Abstract

No one can deny that Damien Hirst worked hard to make his reputation as the leading enfant terrible of the so-called yBas. Whatever one thinks of him, Hirst—whose institutional ascension was made a foregone conclusion by the “Young British Artists I” exhibition in the Saatchi Gallery in London a decade ago—does not lack talent, energy, or ambition. His latest provocation, however, was weak and not at all impressive. His stunt of congratulating, on the first year anniversary of September 11, the perpetrators for having created a “visually stunning work of art” backfired and was followed, a week later, by a meek retraction and apology. 1 Hirst’s artistic production does contain at least one work of significant disturbance.
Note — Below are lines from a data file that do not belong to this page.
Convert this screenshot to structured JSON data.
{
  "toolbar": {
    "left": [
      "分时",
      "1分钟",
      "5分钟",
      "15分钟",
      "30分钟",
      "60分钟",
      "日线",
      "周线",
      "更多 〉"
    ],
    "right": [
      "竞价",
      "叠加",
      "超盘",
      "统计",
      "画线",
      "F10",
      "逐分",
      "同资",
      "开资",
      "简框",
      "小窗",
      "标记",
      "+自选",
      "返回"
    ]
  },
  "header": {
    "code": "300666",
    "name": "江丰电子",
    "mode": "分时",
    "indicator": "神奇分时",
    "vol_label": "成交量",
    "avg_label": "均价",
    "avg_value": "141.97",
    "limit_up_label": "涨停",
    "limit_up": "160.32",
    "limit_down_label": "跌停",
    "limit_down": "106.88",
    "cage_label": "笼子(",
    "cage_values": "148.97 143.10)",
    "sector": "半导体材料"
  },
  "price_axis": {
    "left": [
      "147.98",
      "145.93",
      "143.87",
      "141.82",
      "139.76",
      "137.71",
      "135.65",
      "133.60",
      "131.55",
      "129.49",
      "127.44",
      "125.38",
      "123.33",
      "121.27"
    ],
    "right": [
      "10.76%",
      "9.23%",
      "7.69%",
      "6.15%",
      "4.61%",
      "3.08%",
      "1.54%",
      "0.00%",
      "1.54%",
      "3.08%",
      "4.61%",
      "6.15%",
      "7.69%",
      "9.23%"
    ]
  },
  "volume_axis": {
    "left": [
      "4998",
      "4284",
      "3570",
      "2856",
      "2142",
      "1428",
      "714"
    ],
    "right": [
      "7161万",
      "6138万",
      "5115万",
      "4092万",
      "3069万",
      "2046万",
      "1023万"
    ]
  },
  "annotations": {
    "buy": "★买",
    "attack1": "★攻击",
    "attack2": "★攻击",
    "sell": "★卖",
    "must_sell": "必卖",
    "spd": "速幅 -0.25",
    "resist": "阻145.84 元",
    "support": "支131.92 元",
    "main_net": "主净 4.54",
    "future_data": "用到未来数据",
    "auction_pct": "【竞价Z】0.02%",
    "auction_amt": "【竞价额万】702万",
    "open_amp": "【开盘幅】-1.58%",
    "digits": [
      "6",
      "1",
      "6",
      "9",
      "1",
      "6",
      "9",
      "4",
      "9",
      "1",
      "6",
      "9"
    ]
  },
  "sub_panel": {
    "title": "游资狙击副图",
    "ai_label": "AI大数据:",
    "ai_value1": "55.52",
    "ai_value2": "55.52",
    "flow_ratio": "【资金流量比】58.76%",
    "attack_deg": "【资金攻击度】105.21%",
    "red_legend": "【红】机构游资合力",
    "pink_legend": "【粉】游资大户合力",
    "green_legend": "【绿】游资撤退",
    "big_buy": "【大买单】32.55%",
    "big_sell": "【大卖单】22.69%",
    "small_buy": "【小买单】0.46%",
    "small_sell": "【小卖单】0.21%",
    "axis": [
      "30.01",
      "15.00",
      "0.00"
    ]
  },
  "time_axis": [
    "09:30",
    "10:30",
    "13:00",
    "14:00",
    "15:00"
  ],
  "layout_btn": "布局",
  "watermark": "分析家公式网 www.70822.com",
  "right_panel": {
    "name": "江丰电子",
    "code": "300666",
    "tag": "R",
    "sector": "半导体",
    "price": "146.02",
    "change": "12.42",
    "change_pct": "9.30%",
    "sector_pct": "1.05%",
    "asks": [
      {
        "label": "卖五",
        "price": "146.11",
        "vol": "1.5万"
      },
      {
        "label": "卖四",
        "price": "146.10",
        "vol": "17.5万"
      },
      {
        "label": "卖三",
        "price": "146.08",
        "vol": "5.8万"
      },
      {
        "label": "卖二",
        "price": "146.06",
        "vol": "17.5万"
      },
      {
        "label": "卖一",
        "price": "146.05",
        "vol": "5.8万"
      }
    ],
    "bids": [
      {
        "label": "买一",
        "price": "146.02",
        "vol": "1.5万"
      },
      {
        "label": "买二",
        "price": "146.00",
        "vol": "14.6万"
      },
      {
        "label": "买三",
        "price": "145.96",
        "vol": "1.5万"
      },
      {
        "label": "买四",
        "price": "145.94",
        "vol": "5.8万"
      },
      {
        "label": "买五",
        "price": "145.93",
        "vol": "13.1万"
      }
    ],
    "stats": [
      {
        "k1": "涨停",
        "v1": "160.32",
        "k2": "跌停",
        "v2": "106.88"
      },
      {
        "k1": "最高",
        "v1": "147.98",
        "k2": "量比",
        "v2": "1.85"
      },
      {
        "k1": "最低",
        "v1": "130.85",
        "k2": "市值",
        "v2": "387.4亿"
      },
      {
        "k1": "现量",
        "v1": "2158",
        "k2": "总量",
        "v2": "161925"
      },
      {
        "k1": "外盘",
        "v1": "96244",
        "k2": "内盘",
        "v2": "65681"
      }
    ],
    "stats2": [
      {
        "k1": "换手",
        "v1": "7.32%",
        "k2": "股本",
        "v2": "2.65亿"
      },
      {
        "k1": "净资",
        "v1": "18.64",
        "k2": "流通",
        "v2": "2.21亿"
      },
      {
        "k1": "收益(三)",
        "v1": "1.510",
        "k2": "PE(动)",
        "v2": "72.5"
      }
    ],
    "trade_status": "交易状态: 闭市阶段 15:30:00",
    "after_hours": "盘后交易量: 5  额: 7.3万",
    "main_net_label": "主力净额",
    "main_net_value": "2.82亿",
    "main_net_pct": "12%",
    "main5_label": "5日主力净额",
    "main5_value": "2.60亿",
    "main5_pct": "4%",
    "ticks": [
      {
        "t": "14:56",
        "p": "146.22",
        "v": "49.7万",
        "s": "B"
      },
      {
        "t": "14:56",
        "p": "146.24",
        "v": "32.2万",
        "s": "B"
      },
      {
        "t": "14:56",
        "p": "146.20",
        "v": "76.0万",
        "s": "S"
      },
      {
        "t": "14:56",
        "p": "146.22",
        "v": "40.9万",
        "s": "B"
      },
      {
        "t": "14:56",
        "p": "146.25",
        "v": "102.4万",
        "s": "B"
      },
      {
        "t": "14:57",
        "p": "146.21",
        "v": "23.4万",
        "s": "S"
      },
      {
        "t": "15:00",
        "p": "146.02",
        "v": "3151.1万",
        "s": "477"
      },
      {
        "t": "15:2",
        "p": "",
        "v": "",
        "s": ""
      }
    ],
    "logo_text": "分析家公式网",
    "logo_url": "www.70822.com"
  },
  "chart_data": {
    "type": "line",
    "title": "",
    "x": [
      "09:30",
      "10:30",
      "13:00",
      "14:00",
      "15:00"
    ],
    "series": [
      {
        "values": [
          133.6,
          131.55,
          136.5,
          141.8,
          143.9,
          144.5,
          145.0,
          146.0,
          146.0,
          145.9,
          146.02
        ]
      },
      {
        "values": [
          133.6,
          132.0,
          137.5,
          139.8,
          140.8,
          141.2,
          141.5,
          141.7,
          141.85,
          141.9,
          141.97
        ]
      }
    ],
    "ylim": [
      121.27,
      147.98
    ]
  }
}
That work, A Hundred Years, from 1990, was again on view at the Kunstmuseum Wolfsburg as part of “Blast to Freeze,” a large survey exhibition of twentiethcentury British art mounted in the fall of 2002.2 By his own account, Hirst tackles the big themes of life and death. Given that the attacks of 2001 and the subsequent (and continuing) perpetual preemptive “war on terror” have purportedly reminded us that “the real” can reach us even (or especially) where we believed it had been banished, the time is right to question Hirst’s work and its sensational effects. The sublime hits, but the cheap thrill merely bothers.